Rotation tracking of genome-processing enzymes using DNA origami rotors

摘要

Many genome-processing reactions, including transcription, replication and repair, generate DNA rotation. Methods that directly measure DNA rotation, such as rotor bead tracking(1-3), angular optical trapping(4) and magnetic tweezers(5), have helped to unravel the action mechanisms of a range of genome-processing enzymes that includes RNA polymerase (RNAP)(6), gyrase(2), a viral DNA packaging motor(7) and DNA recombination enzymes(8). Despite the potential of rotation measurements to transform our understanding of genome-processing reactions, measuring DNA rotation remains a difficult task.
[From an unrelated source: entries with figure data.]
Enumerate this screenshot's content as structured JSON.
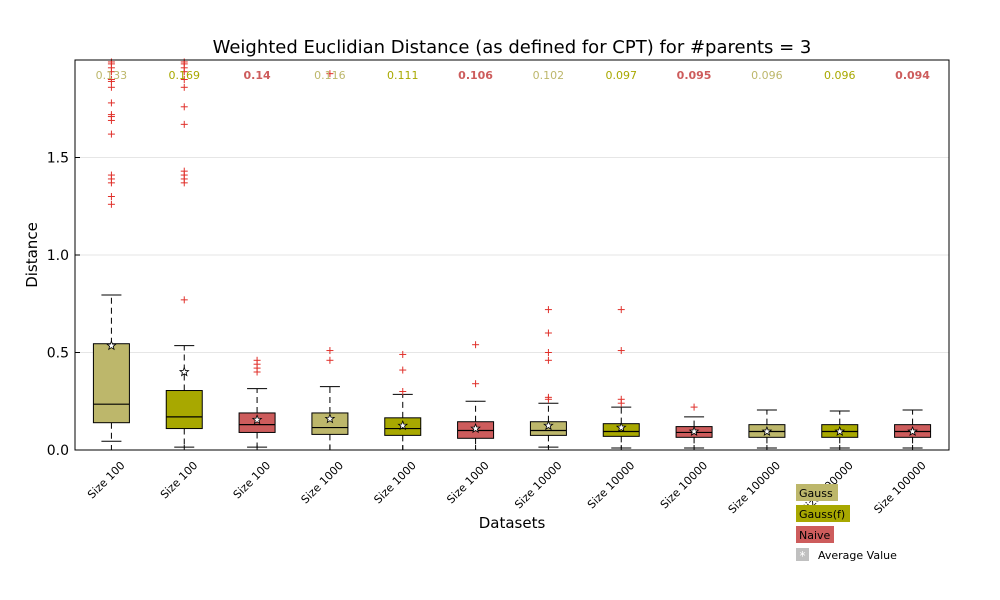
{
  "chart_data": {
    "type": "box",
    "title": "Weighted Euclidian Distance (as defined for CPT) for #parents = 3",
    "xlabel": "Datasets",
    "ylabel": "Distance",
    "ylim": [
      0.0,
      2.0
    ],
    "yticks": [
      "0.0",
      "0.5",
      "1.0",
      "1.5"
    ],
    "grid": "horizontal",
    "legend_placement": "bottom-right",
    "legend": [
      "Gauss",
      "Gauss(f)",
      "Naive",
      "Average Value"
    ],
    "colors": {
      "Gauss": "#bdb76b",
      "Gauss(f)": "#a8a800",
      "Naive": "#cd5c5c",
      "Average Value": "#c0c0c0",
      "outlier": "#e0302a"
    },
    "categories": [
      "Size 100",
      "Size 100",
      "Size 100",
      "Size 1000",
      "Size 1000",
      "Size 1000",
      "Size 10000",
      "Size 10000",
      "Size 10000",
      "Size 100000",
      "Size 100000",
      "Size 100000"
    ],
    "boxes": [
      {
        "category": "Size 100",
        "series": "Gauss",
        "min": 0.045,
        "q1": 0.14,
        "median": 0.235,
        "q3": 0.545,
        "max": 0.795,
        "mean": 0.535,
        "avg_label": "0.133",
        "outliers": [
          1.26,
          1.3,
          1.37,
          1.39,
          1.41,
          1.62,
          1.69,
          1.71,
          1.72,
          1.78,
          1.86,
          1.89,
          1.9,
          1.94,
          1.96,
          1.98,
          1.99
        ]
      },
      {
        "category": "Size 100",
        "series": "Gauss(f)",
        "min": 0.015,
        "q1": 0.11,
        "median": 0.17,
        "q3": 0.305,
        "max": 0.535,
        "mean": 0.4,
        "avg_label": "0.169",
        "outliers": [
          0.77,
          1.37,
          1.39,
          1.41,
          1.43,
          1.67,
          1.76,
          1.86,
          1.9,
          1.94,
          1.96,
          1.98,
          1.99
        ]
      },
      {
        "category": "Size 100",
        "series": "Naive",
        "min": 0.015,
        "q1": 0.09,
        "median": 0.13,
        "q3": 0.19,
        "max": 0.315,
        "mean": 0.155,
        "avg_label": "0.14",
        "outliers": [
          0.4,
          0.42,
          0.44,
          0.46
        ]
      },
      {
        "category": "Size 1000",
        "series": "Gauss",
        "min": 0.0,
        "q1": 0.08,
        "median": 0.115,
        "q3": 0.19,
        "max": 0.325,
        "mean": 0.16,
        "avg_label": "0.116",
        "outliers": [
          0.46,
          0.51,
          1.93
        ]
      },
      {
        "category": "Size 1000",
        "series": "Gauss(f)",
        "min": 0.0,
        "q1": 0.075,
        "median": 0.11,
        "q3": 0.165,
        "max": 0.285,
        "mean": 0.125,
        "avg_label": "0.111",
        "outliers": [
          0.3,
          0.41,
          0.49
        ]
      },
      {
        "category": "Size 1000",
        "series": "Naive",
        "min": 0.0,
        "q1": 0.06,
        "median": 0.1,
        "q3": 0.145,
        "max": 0.25,
        "mean": 0.11,
        "avg_label": "0.106",
        "outliers": [
          0.34,
          0.54
        ]
      },
      {
        "category": "Size 10000",
        "series": "Gauss",
        "min": 0.015,
        "q1": 0.075,
        "median": 0.1,
        "q3": 0.145,
        "max": 0.24,
        "mean": 0.125,
        "avg_label": "0.102",
        "outliers": [
          0.26,
          0.27,
          0.46,
          0.5,
          0.6,
          0.72
        ]
      },
      {
        "category": "Size 10000",
        "series": "Gauss(f)",
        "min": 0.01,
        "q1": 0.07,
        "median": 0.095,
        "q3": 0.135,
        "max": 0.22,
        "mean": 0.115,
        "avg_label": "0.097",
        "outliers": [
          0.24,
          0.26,
          0.51,
          0.72
        ]
      },
      {
        "category": "Size 10000",
        "series": "Naive",
        "min": 0.01,
        "q1": 0.065,
        "median": 0.09,
        "q3": 0.12,
        "max": 0.17,
        "mean": 0.095,
        "avg_label": "0.095",
        "outliers": [
          0.22
        ]
      },
      {
        "category": "Size 100000",
        "series": "Gauss",
        "min": 0.01,
        "q1": 0.065,
        "median": 0.095,
        "q3": 0.13,
        "max": 0.205,
        "mean": 0.095,
        "avg_label": "0.096",
        "outliers": []
      },
      {
        "category": "Size 100000",
        "series": "Gauss(f)",
        "min": 0.01,
        "q1": 0.065,
        "median": 0.095,
        "q3": 0.13,
        "max": 0.2,
        "mean": 0.095,
        "avg_label": "0.096",
        "outliers": []
      },
      {
        "category": "Size 100000",
        "series": "Naive",
        "min": 0.01,
        "q1": 0.065,
        "median": 0.095,
        "q3": 0.13,
        "max": 0.205,
        "mean": 0.095,
        "avg_label": "0.094",
        "outliers": []
      }
    ]
  }
}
The time resolution of existing methods is insufficient for tracking the rotation induced by many enzymes under physiological conditions, and the measurement throughput is typically low. Here we introduce origami-rotor-based imaging and tracking (ORBIT), a method that uses fluorescently labelled DNA origami rotors to track DNA rotation at the single-molecule level with a time resolution of milliseconds. We used ORBIT to track the DNA rotations that result from unwinding by the RecBCD complex, a helicase that is involved in DNA repair(9), as well as from transcription by RNAP. We characterized a series of events that occur during RecBCD-induced DNA unwinding-including initiation, processive translocation, pausing and backtracking-and revealed an initiation mechanism that involves reversible ATP-independent DNA unwinding and engagement of the RecB motor. During transcription by RNAP, we directly observed rotational steps that correspond to the unwinding of single base pairs. We envisage that ORBIT will enable studies of a wide range of interactions between proteins and DNA.